Publié le 2025-10-11 14:21:00. Les Centers for Disease Control and Prevention (CDC) tirent la sonnette d’alarme : les infections causées par des bactéries multirésistantes, surnommées « bactéries cauchemardesques », connaissent une augmentation inquiétante. Cette tendance pourrait compliquer considérablement le traitement des infections bactériennes graves.
- Les Entérobactéries résistantes aux carbapénèmes (ERC) sont devenues plus fréquentes, avec une hausse de près de 70 % des infections qu’elles provoquent.
- Le gène NDM, conférant une résistance accrue aux antibiotiques, est particulièrement en cause, avec une augmentation de 460 % des infections associées.
- Ces « superbactéries » posent un risque sérieux dans les établissements de santé et pourraient nécessiter des traitements plus lourds, voire une hospitalisation, même pour des infections courantes.
Les CDC, l’agence américaine de référence pour le contrôle et la prévention des maladies, ont diffusé une alerte sanitaire soulignant une croissance alarmante des infections difficiles à traiter, causées par des bactéries particulièrement virulentes et résistantes aux médicaments. Les chercheurs des CDC ont identifié, dans une étude publiée le 23 septembre dans les *Annals of Internal Medicine*, que ces bactéries, connues sous le nom d’Entérobactéries résistantes aux carbapénèmes (ERC), ont vu leur prévalence augmenter significativement depuis 2019, juste avant le début de la pandémie de COVID-19.
Le terme « bactéries cauchemardesques » a été popularisé en 2013 par l’ancien directeur des CDC, Tom Frieden, pour désigner ces ERC. Les carbapénèmes, auxquels elles doivent leur nom, ne sont pas des antibiotiques anodins ; il s’agit de molécules à large spectre parmi les plus puissantes, réservées aux cas d’infections bactériennes graves, souvent lorsque les traitements plus courants ont échoué. Elles sont employées pour traiter des affections complexes comme certaines pneumonies, méningites, infections urinaires, respiratoires, sanguines ou cutanées.
La résistance aux antibiotiques se développe lorsque les bactéries acquièrent la capacité de survivre aux médicaments conçus pour les éliminer. Ce phénomène, accéléré par une utilisation accrue des antibiotiques, renforce leur pouvoir et peut conduire à la transmission de ces « supermicrobes » de personne à personne, notamment dans les environnements médicaux. Si les ERC sont encore considérées comme relativement rares et souvent associées aux séjours hospitaliers, leur progression rapide suscite une vive préoccupation.
L’étude menée sur 4 341 cas d’infections à ERC dans des hôpitaux de 29 États a révélé une augmentation de 69 % des infections résistantes aux carbapénèmes entre 2019 et 2023. Cette hausse est en grande partie attribuée au gène NDM, qui produit une enzyme capable de neutraliser les antibiotiques, rendant les bactéries porteuses extrêmement difficiles à éradiquer. Le nombre d’infections causées par des ERC porteuses du gène NDM a explosé de 460 % sur la même période.
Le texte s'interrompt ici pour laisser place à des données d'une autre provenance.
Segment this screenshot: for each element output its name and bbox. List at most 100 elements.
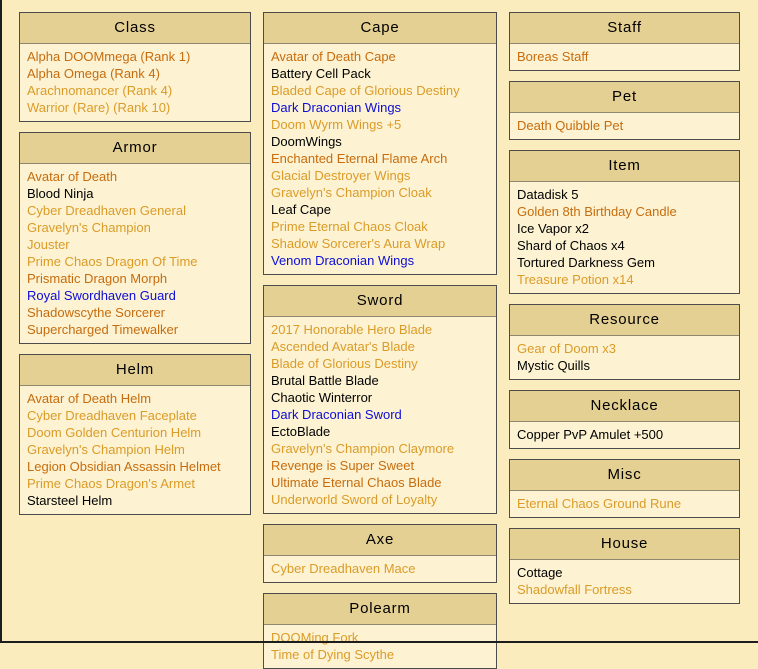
section-helm: Helm Avatar of Death Helm Cyber Dreadhaven… (19, 354, 251, 515)
item-link[interactable]: Alpha DOOMmega (Rank 1) (27, 49, 191, 64)
item-link[interactable]: Avatar of Death Helm (27, 391, 152, 406)
item-link[interactable]: Arachnomancer (Rank 4) (27, 83, 173, 98)
section-title-helm: Helm (20, 355, 250, 386)
item-text: Blood Ninja (27, 186, 94, 201)
section-title-armor: Armor (20, 133, 250, 164)
item-text: Ice Vapor x2 (517, 221, 590, 236)
item-link[interactable]: Alpha Omega (Rank 4) (27, 66, 160, 81)
item-link[interactable]: Blade of Glorious Destiny (271, 356, 418, 371)
section-house: House Cottage Shadowfall Fortress (509, 528, 740, 604)
item-text: Battery Cell Pack (271, 66, 371, 81)
item-text: Leaf Cape (271, 202, 331, 217)
item-link[interactable]: Dark Draconian Wings (271, 100, 402, 115)
item-link[interactable]: Jouster (27, 237, 70, 252)
section-body-house: Cottage Shadowfall Fortress (510, 560, 739, 603)
item-link[interactable]: 2017 Honorable Hero Blade (271, 322, 433, 337)
section-title-necklace: Necklace (510, 391, 739, 422)
section-title-resource: Resource (510, 305, 739, 336)
inventory-column-right: Staff Boreas Staff Pet Death Quibble Pet Ite… (509, 12, 740, 669)
item-link[interactable]: Boreas Staff (517, 49, 589, 64)
section-title-sword: Sword (264, 286, 496, 317)
item-link[interactable]: Enchanted Eternal Flame Arch (271, 151, 448, 166)
item-link[interactable]: Revenge is Super Sweet (271, 458, 415, 473)
item-link[interactable]: Gravelyn's Champion Claymore (271, 441, 455, 456)
item-text: Tortured Darkness Gem (517, 255, 655, 270)
section-polearm: Polearm DOOMing Fork Time of Dying Scythe (263, 593, 497, 669)
item-link[interactable]: Avatar of Death Cape (271, 49, 396, 64)
section-title-house: House (510, 529, 739, 560)
item-link[interactable]: Shadowscythe Sorcerer (27, 305, 166, 320)
item-text: Cottage (517, 565, 563, 580)
section-body-pet: Death Quibble Pet (510, 113, 739, 139)
item-link[interactable]: Doom Golden Centurion Helm (27, 425, 202, 440)
section-title-class: Class (20, 13, 250, 44)
item-text: Shard of Chaos x4 (517, 238, 625, 253)
item-link[interactable]: Ultimate Eternal Chaos Blade (271, 475, 442, 490)
item-text: DoomWings (271, 134, 342, 149)
item-link[interactable]: Eternal Chaos Ground Rune (517, 496, 682, 511)
section-body-helm: Avatar of Death Helm Cyber Dreadhaven Fac… (20, 386, 250, 514)
item-link[interactable]: Gravelyn's Champion Helm (27, 442, 185, 457)
section-body-item: Datadisk 5 Golden 8th Birthday Candle Ice … (510, 182, 739, 293)
item-link[interactable]: Cyber Dreadhaven Mace (271, 561, 416, 576)
item-link[interactable]: DOOMing Fork (271, 630, 359, 645)
item-link[interactable]: Shadowfall Fortress (517, 582, 632, 597)
section-title-item: Item (510, 151, 739, 182)
section-sword: Sword 2017 Honorable Hero Blade Ascended A… (263, 285, 497, 514)
section-title-axe: Axe (264, 525, 496, 556)
item-link[interactable]: Cyber Dreadhaven General (27, 203, 186, 218)
section-body-resource: Gear of Doom x3 Mystic Quills (510, 336, 739, 379)
section-body-sword: 2017 Honorable Hero Blade Ascended Avatar… (264, 317, 496, 513)
item-link[interactable]: Prismatic Dragon Morph (27, 271, 168, 286)
section-pet: Pet Death Quibble Pet (509, 81, 740, 140)
item-link[interactable]: Gravelyn's Champion Cloak (271, 185, 432, 200)
section-necklace: Necklace Copper PvP Amulet +500 (509, 390, 740, 449)
section-title-staff: Staff (510, 13, 739, 44)
item-link[interactable]: Dark Draconian Sword (271, 407, 402, 422)
item-link[interactable]: Royal Swordhaven Guard (27, 288, 176, 303)
item-link[interactable]: Legion Obsidian Assassin Helmet (27, 459, 221, 474)
item-link[interactable]: Glacial Destroyer Wings (271, 168, 411, 183)
item-link[interactable]: Underworld Sword of Loyalty (271, 492, 438, 507)
item-text: Mystic Quills (517, 358, 590, 373)
section-title-pet: Pet (510, 82, 739, 113)
item-link[interactable]: Gravelyn's Champion (27, 220, 151, 235)
item-link[interactable]: Ascended Avatar's Blade (271, 339, 415, 354)
item-link[interactable]: Prime Chaos Dragon's Armet (27, 476, 195, 491)
section-body-class: Alpha DOOMmega (Rank 1) Alpha Omega (Rank… (20, 44, 250, 121)
item-text: Copper PvP Amulet +500 (517, 427, 664, 442)
item-link[interactable]: Venom Draconian Wings (271, 253, 415, 268)
item-link[interactable]: Doom Wyrm Wings +5 (271, 117, 402, 132)
item-link[interactable]: Prime Eternal Chaos Cloak (271, 219, 428, 234)
section-resource: Resource Gear of Doom x3 Mystic Quills (509, 304, 740, 380)
section-misc: Misc Eternal Chaos Ground Rune (509, 459, 740, 518)
item-link[interactable]: Death Quibble Pet (517, 118, 624, 133)
section-title-cape: Cape (264, 13, 496, 44)
inventory-column-left: Class Alpha DOOMmega (Rank 1) Alpha Omega … (19, 12, 251, 669)
item-link[interactable]: Gear of Doom x3 (517, 341, 616, 356)
section-body-cape: Avatar of Death Cape Battery Cell Pack Bla… (264, 44, 496, 274)
item-text: Brutal Battle Blade (271, 373, 379, 388)
item-text: Datadisk 5 (517, 187, 579, 202)
item-link[interactable]: Cyber Dreadhaven Faceplate (27, 408, 197, 423)
section-title-polearm: Polearm (264, 594, 496, 625)
item-link[interactable]: Treasure Potion x14 (517, 272, 634, 287)
item-link[interactable]: Supercharged Timewalker (27, 322, 179, 337)
section-body-misc: Eternal Chaos Ground Rune (510, 491, 739, 517)
section-title-misc: Misc (510, 460, 739, 491)
window-bottom-edge (0, 641, 758, 643)
item-text: Chaotic Winterror (271, 390, 373, 405)
item-link[interactable]: Bladed Cape of Glorious Destiny (271, 83, 460, 98)
section-cape: Cape Avatar of Death Cape Battery Cell Pac… (263, 12, 497, 275)
section-armor: Armor Avatar of Death Blood Ninja Cyber Dre… (19, 132, 251, 344)
section-item: Item Datadisk 5 Golden 8th Birthday Candle… (509, 150, 740, 294)
item-link[interactable]: Warrior (Rare) (Rank 10) (27, 100, 171, 115)
section-body-staff: Boreas Staff (510, 44, 739, 70)
item-link[interactable]: Shadow Sorcerer's Aura Wrap (271, 236, 446, 251)
item-link[interactable]: Time of Dying Scythe (271, 647, 395, 662)
item-link[interactable]: Golden 8th Birthday Candle (517, 204, 677, 219)
item-link[interactable]: Avatar of Death (27, 169, 118, 184)
item-link[interactable]: Prime Chaos Dragon Of Time (27, 254, 198, 269)
section-body-polearm: DOOMing Fork Time of Dying Scythe (264, 625, 496, 668)
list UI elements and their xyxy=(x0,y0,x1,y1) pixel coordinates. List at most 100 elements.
Ces infections multirésistantes représentent un danger particulier dans les milieux de soins, car leur traitement est limité à deux antibiotiques spécifiques, rares et coûteux, administrés par voie intraveineuse. Une infection urinaire, normalement gérable à domicile avec des antibiotiques oraux, pourrait ainsi nécessiter une hospitalisation prolongée en présence de bactéries NDM. Les chercheurs soulignent que de nombreux porteurs de CRE pourraient ignorer leur statut, facilitant ainsi la propagation communautaire. L’étude a également été limitée par le manque d’équipement de certains hôpitaux pour les tests et les rapports, ainsi que par l’absence de plusieurs États clés comme la Californie, New York, la Floride et le Texas.
Les CDC précisent que le CRE peut se propager par contact direct, via des mains mal lavées, des plaies, des selles ou des équipements médicaux contaminés. Les patients sous traitement antibiotique prolongé, utilisant des dispositifs médicaux (respirateurs, cathéters) ou dont le système immunitaire est affaibli sont particulièrement vulnérables.
Ces observations s’inscrivent dans un contexte plus large de recrudescence des infections résistantes aux antibiotiques. Une autre étude publiée en avril dans les *Annals of Internal Medicine* a montré une augmentation de 182 à 193 infections résistantes pour 10 000 hospitalisations pendant et après la pandémie de COVID-19. Un rapport spécial des CDC de 2022 a estimé qu’en 2020, les CRE avaient causé environ 12 700 infections et 1 100 décès aux États-Unis.